『スリング・ブレイド』(Sling Blade)は、1996年制作のアメリカ映画。ビリー・ボブ・ソーントンが一人舞台として制作し、後に短編映画が製作され、さらにこの長編映画が製作された。ソーントンはこの作品でアカデミー脚色賞を受賞した。
ストーリー
カイザー・ナイフとも言われるスリング・ブレイドで、自分の母親とその愛人を殺害し病院に入れられたカールは、拘束期間が過ぎ退院することになった。

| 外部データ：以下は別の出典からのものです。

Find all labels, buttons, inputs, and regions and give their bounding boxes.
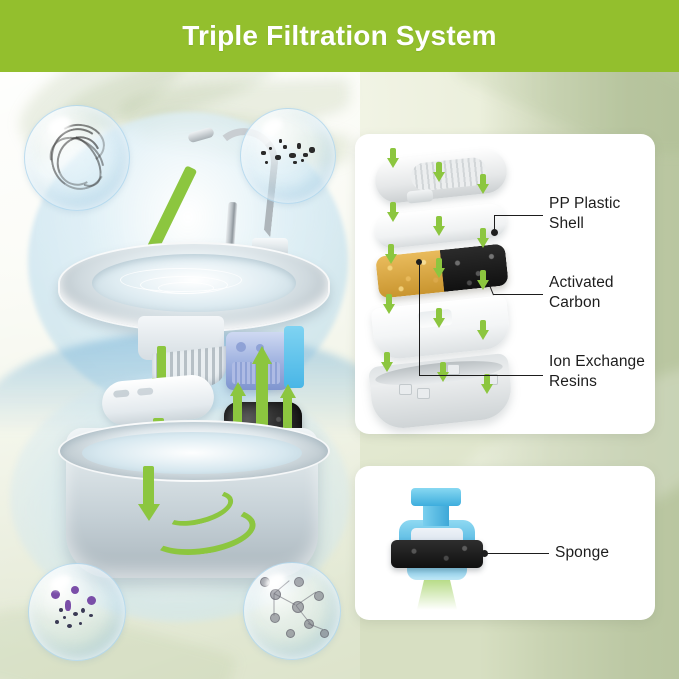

故郷に戻った彼は、フランクという少年と知り合う。フランクと別れ、町を散策した後病院に戻る。院長のウールリッジは、そんな彼を見て知り合いの修理屋を紹介してくれる。町に戻ったカールは、再びフランクと会い、2人でスーパーに行く。カールはそこで店長のヴォーンと、フランクの母親のリンダと会う。フランクから事情を聞いたリンダは、カールが家に泊まることを承諾した。フランクと町を散策し、リンダの愛人であるドイルが粗暴であることやヴォーンがゲイであることを聞く。リンダの家を訪れたカールは、ドイルに会う。ドイルは詩人のモリスたちを招くが、酒に酔った彼はモリスたちを追い出し、リンダに手を上げる。ヴォーンたちは、ドイルを追い出す。次の日、リンダからスーパー店員のメリンダを紹介される。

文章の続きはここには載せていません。